2.GUARANTEE OF ANTICIPATED REVENUE: At least seven business days before your Event, you must inform us of the exact number of people who will attend your Event by contacting your assigned Catering Manager by phone. You may increase from this number up to three business days prior to the event without any surcharge in per person pricing. Any additional increase to the final count within three business days of the event will be subject to a 25% surcharge on the increased amount. If the Event is held, but the Hotel does not realize the Total Minimum Anticipated Revenue from your Event, you agree to pay performance damages to the Hotel. The damages owed will be the amount necessary for the Hotel to receive no less than 100% of the Total Minimum Anticipated Revenue from your Event (exclusive of gratuities, service charges, labor fees, applicable federal, state or local taxes or any other fees outside of food and beverage product sales). You will be charged based on the Event guarantee that you give us or the Total Minimum Anticipated Revenue indicated at the time you signed this Agreement, whichever is greater.
3.PAYMENT IN ADVANCE: We require that you pay 25% of the Total Minimum Anticipated Revenue indicated on the first page of this Agreement at the time of signing this Agreement. You agree to pay the entire remaining Total Minimum Anticipated Revenue in cash or by certified check at least ten days prior to your Event or by personal bank check no later than two weeks prior to your Event. We reserve the right to require advance payment of all or part of the estimated charges if your credit status changes. If credit is not approved and/or advance deposits are not paid on a timely basis, the Hotel will have the right, at its option, to consider the Agreement cancelled and will be entitled to cancellation damages as provided in this Agreement.

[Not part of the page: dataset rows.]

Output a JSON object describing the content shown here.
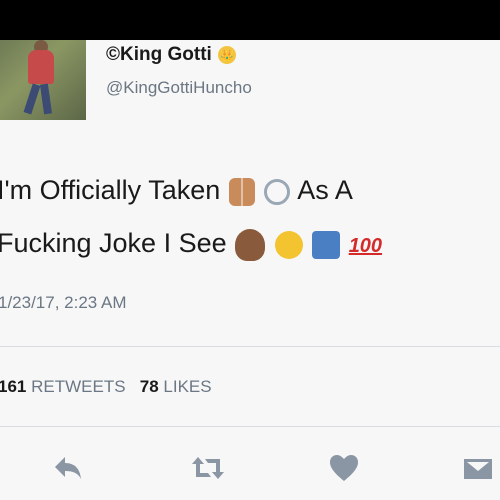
{
  "tweet": {
    "display_name": "©King Gotti",
    "crown_icon": "crown-face-icon",
    "handle": "@KingGottiHuncho",
    "text_line1_before": "I'm Officially Taken",
    "text_line1_after": "As A",
    "text_line2_before": "Fucking Joke I See",
    "emoji_100": "100",
    "emojis": [
      "couple-emoji",
      "ring-emoji",
      "facepalm-emoji",
      "tears-of-joy-emoji",
      "restroom-sign-emoji",
      "hundred-points-emoji"
    ],
    "timestamp": "1/23/17, 2:23 AM"
  },
  "stats": {
    "retweets_count": "161",
    "retweets_label": "RETWEETS",
    "likes_count": "78",
    "likes_label": "LIKES"
  },
  "actions": [
    "reply-icon",
    "retweet-icon",
    "like-icon",
    "direct-message-icon"
  ],
  "colors": {
    "background": "#f7f7f8",
    "text": "#1a1a1a",
    "muted": "#6b7783",
    "icon": "#8a96a3"
  }
}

If you prefer, all charges can be paid by credit card. Hilton accepts American Express, Diners Club, Discover Card, JCB International, Master Card or Visa. If credit has not been approved for your Event, you will provide us with the credit card to which all estimated master account charges will be charged no later than three business days prior to the Event. If credit has been approved, you will provide us with your credit card information at the time of your Event. If payment of all undisputed charges is not received within thirty (30) days after your receipt of the final invoice, a finance charge of 1.5% per month, or the maximum amount allowed by law, whichever is less, will accrue on the unpaid, undisputed amount, commencing on the date of receipt of the final invoice.
4.CANCELLATION: You agree and understand that in the event of a cancellation by you, our actual damages would be difficult to determine. Therefore, you agree that should you cancel your Event for any reason, including changing your Event site to another hotel, you will pay as liquidated damages, to the Hotel immediately upon notice of cancellation, a percentage of the Total Minimum Anticipated Revenue for your Event, plus any applicable state and/or local taxes as required by law, as follows:
Date of Hotel’s Receipt of Cancellation Notice*Percentage of Total Minimum Anticipated Revenue OwedAmount of Cancellation Damages Owed
Cancellation between date of signing and 90 days prior to arrival:
40 % =
Cancellation between 89 days and 60 days prior to arrival:
Cancellation between 59 days and 30 days prior to arrival:
80 % =
Cancellation between 29 days and five (5) days before your Event:
100 % =
*Hotel may, in its sole discretion, consider your notice of cancellation to be invalid and thus may not release accommodations held until payment of the cancellation damages is received; therefore delay in payment may result in higher cancellation damages owed.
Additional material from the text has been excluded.